Geneva/West Bank: A UN report suggests that Palestinian terror is the 'inevitable consequence' of Israeli occupation and laws that resemble South African apartheid.
The report by John Dugard, independent investigator on the Israeli-Palestinian conflict for the UN Human Rights Council, is to be presented next month, but it has been posted on the body's website. Dugard says "common sense ... dictates that a distinction must be drawn between acts of mindless terror, such as acts committed by Al Qaida, and acts committed in the course of a war of national liberation against colonialism, apartheid or military occupation."
Meanwhile, Israeli troops seized the facilities of a Hamas-affiliated charity in the West Bank city of Hebron, saying it funnelled money to the group's activities and recruited members to its ranks, the army announced.
The move against the Islamic Charity Movement came three weeks after two Hamas members from Hebron carried out a suicide bombing that killed a woman in the Israeli town of Dimona.
The charity is a front to strengthen Hamas' foothold in the West Bank, the military said in a statement yesterday.
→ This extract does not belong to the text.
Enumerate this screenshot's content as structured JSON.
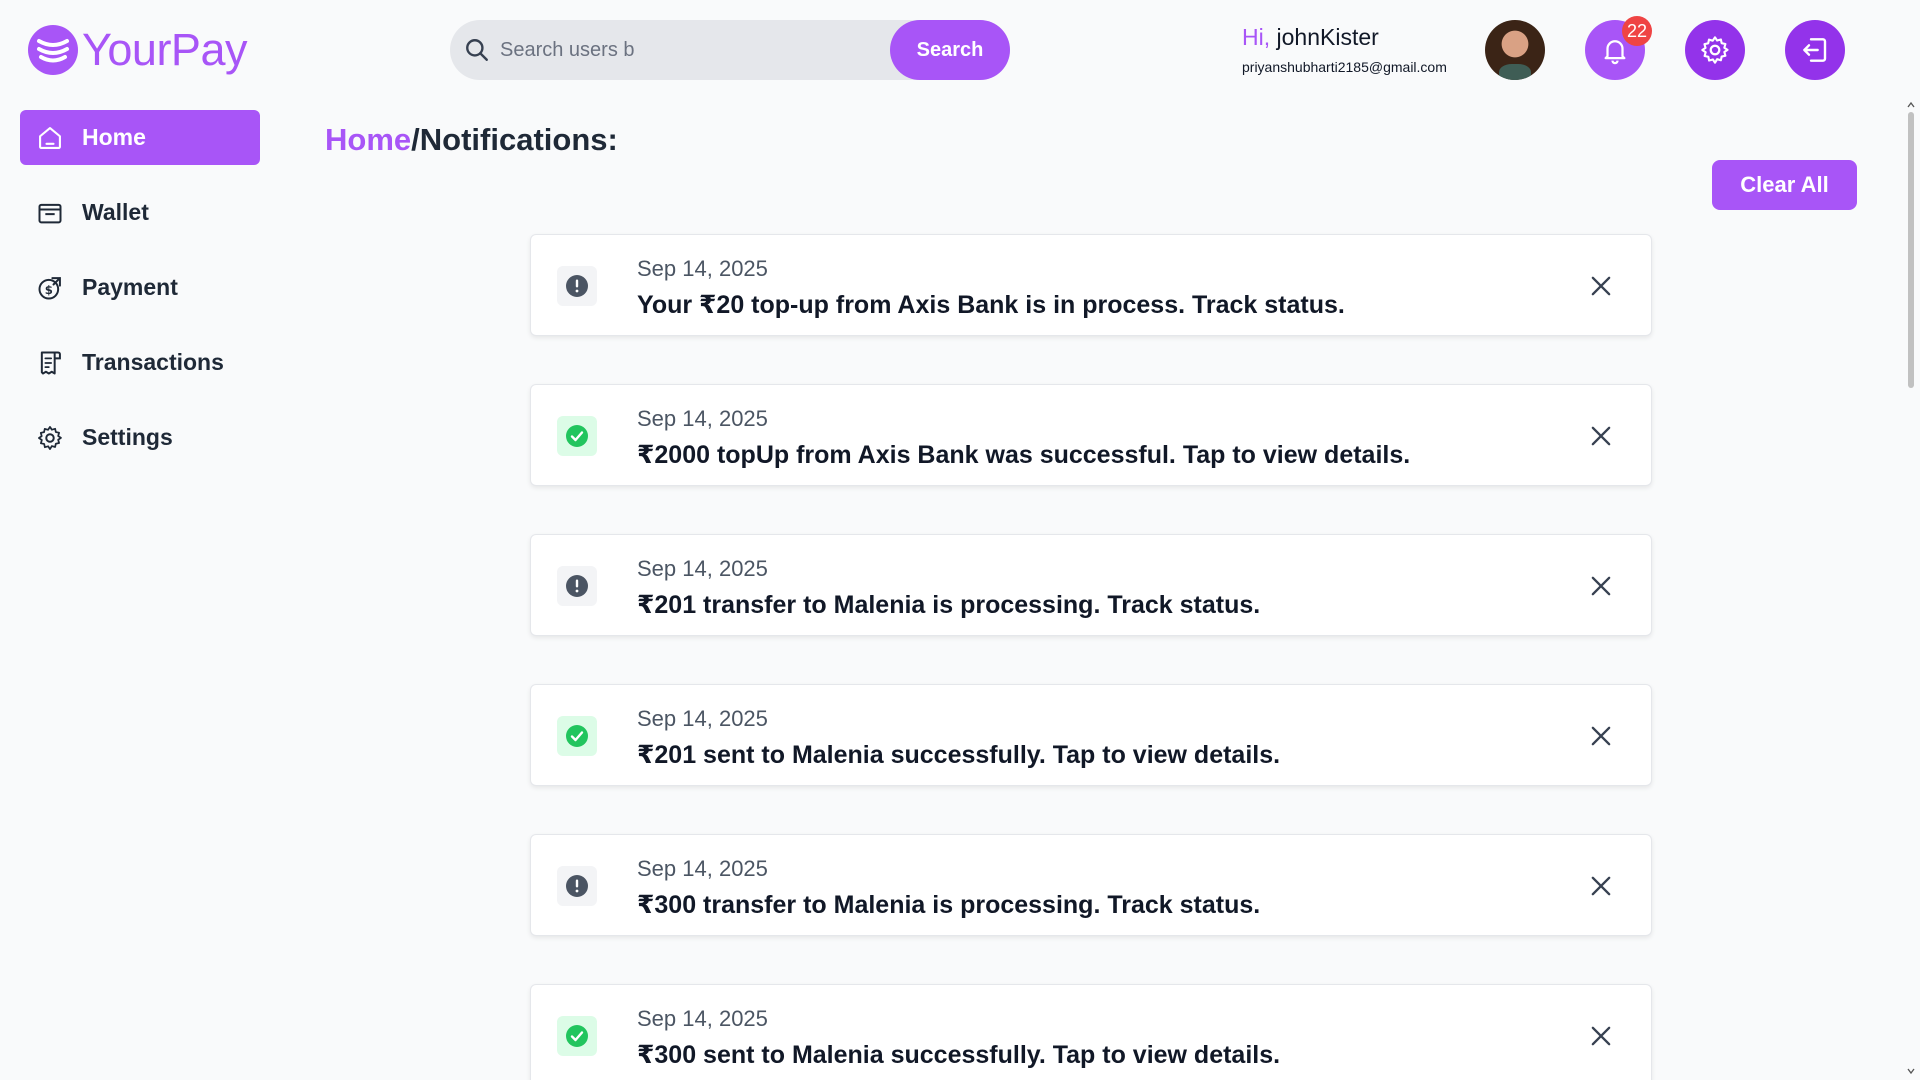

Hamas, which advocates Israel's destruction, violently seized power in the Gaza Strip in June, and both Israel and the moderate government of Palestinian President Mahmoud Abbas are afraid the group will try to wrest control of the West Bank as well.
Since the Hamas takeover, Israel has closed a series of charities, offices and money-changing shops in the West Bank and Jerusalem that it says were Hamas fronts.
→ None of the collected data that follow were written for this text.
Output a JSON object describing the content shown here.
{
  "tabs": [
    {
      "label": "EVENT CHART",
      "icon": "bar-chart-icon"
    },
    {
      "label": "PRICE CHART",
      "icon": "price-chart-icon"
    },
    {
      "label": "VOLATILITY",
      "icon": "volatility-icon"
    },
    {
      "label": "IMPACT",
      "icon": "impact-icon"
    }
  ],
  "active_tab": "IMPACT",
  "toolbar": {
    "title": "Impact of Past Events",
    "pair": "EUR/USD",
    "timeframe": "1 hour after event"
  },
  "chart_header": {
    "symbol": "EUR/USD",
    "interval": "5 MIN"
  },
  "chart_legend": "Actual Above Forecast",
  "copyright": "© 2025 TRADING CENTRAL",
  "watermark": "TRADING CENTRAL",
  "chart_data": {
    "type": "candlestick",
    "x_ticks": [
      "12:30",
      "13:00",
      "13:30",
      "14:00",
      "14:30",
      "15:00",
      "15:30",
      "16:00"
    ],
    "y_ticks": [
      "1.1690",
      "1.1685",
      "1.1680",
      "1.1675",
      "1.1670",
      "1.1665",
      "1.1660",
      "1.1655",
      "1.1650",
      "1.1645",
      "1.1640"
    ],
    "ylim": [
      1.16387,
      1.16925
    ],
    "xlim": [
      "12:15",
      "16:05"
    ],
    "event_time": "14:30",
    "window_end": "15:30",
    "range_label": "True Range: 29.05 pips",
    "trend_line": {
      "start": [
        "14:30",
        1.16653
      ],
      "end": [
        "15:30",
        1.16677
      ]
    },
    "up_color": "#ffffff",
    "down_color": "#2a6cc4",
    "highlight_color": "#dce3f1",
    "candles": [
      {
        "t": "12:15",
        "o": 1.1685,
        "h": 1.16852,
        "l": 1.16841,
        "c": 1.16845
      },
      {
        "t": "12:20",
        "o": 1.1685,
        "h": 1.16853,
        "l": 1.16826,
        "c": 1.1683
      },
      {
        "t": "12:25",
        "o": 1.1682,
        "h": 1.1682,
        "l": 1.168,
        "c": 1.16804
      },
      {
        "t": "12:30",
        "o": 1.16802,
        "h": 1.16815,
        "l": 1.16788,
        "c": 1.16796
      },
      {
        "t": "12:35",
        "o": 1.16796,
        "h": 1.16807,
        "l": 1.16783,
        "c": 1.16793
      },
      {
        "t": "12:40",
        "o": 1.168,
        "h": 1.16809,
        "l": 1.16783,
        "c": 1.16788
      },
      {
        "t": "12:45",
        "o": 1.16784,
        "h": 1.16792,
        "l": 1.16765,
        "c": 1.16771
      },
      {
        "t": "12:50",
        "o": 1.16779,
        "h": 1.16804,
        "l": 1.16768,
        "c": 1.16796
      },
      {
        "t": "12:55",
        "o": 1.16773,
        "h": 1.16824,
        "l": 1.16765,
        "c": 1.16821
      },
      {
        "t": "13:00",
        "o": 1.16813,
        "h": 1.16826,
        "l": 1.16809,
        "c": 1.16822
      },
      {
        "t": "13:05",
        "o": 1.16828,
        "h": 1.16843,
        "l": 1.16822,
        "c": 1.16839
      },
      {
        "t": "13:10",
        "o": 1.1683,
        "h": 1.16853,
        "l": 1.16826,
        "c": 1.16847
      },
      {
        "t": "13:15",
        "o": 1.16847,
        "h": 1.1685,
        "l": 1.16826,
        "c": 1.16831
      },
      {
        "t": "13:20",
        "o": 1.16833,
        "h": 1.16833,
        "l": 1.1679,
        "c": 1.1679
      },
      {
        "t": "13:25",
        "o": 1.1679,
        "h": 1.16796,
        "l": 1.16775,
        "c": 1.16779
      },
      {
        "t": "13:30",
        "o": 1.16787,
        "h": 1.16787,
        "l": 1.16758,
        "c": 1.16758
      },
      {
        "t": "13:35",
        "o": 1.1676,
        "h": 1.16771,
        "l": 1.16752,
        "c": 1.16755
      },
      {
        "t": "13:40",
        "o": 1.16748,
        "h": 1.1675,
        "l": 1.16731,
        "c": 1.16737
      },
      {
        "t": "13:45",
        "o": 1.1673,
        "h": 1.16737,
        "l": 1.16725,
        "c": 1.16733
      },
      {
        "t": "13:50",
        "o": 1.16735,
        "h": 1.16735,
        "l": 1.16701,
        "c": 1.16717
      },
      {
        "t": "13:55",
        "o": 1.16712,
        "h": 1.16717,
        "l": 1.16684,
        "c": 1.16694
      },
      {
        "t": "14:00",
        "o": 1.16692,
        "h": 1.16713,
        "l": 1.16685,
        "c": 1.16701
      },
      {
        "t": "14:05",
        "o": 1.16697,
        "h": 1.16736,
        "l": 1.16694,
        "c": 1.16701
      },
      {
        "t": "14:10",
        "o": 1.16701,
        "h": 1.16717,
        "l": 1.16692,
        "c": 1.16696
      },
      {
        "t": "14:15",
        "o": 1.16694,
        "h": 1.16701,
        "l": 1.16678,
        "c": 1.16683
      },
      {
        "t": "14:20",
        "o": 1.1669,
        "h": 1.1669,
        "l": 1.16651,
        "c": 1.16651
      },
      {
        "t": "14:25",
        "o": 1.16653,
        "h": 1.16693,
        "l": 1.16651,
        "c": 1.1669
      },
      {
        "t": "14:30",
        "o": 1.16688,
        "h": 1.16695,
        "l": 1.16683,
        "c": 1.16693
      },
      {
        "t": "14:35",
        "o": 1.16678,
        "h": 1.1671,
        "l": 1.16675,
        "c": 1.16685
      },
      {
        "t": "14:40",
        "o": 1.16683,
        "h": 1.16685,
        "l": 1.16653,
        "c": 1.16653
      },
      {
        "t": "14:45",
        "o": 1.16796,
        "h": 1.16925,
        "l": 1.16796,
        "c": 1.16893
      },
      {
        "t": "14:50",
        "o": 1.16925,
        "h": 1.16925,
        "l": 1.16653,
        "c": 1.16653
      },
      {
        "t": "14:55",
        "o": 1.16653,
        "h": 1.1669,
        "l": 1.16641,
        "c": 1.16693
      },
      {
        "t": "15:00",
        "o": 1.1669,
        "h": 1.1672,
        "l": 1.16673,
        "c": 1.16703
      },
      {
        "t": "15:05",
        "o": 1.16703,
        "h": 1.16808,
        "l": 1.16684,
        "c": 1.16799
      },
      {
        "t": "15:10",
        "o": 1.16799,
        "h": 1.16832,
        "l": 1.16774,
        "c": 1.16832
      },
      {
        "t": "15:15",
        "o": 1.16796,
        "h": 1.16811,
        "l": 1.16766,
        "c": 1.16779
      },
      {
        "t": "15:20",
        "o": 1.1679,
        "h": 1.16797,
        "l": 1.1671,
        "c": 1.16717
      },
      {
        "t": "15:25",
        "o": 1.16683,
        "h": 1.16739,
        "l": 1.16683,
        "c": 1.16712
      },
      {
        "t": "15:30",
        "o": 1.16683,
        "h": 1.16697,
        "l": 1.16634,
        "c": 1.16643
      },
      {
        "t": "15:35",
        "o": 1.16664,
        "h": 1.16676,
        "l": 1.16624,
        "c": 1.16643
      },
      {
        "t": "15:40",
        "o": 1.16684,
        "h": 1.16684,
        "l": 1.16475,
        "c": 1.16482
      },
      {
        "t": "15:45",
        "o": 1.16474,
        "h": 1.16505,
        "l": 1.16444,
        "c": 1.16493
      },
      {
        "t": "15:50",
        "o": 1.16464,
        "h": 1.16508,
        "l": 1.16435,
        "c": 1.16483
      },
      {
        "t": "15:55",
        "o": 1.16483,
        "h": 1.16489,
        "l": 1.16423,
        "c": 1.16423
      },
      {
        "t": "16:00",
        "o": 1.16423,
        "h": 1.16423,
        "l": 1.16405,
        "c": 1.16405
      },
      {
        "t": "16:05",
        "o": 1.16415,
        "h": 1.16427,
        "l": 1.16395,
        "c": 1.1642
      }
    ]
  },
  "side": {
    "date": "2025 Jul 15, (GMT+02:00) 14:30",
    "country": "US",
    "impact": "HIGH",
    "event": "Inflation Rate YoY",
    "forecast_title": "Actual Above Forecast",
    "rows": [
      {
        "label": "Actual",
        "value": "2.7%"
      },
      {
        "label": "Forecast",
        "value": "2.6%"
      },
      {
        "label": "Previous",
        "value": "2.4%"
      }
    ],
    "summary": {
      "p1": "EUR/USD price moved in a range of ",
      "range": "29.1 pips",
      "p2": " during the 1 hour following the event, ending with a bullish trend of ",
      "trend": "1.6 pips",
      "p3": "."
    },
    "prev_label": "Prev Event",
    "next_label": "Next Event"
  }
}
Witnesses said the charity's two facilities in Hebron were shut down and stripped clean by Israeli troops, who confiscated computers, telephones and four buses. At least a dozen shops affiliated with the charity were ordered to shut down, they said.
Also yesterday, a senior diplomat said the United States will provide additional aid to Palestinian refugees, including those living in Gaza Strip.
In January, the US government contributed $40 million to the UN Relief and Works Agency for Palestine refugees (UNRWA), and Samuel Witten, assistant secretary of state in charge of refugees, said more would be forthcoming.
"We will be making additional substantial contributions in the near future," he told reporters during a visit to an UNRWA-built girls' primary school and clinic in the Jalazon refugee camp near the West Bank city of Ramallah. Much of that support will go to the more than one million refugees living in Gaza.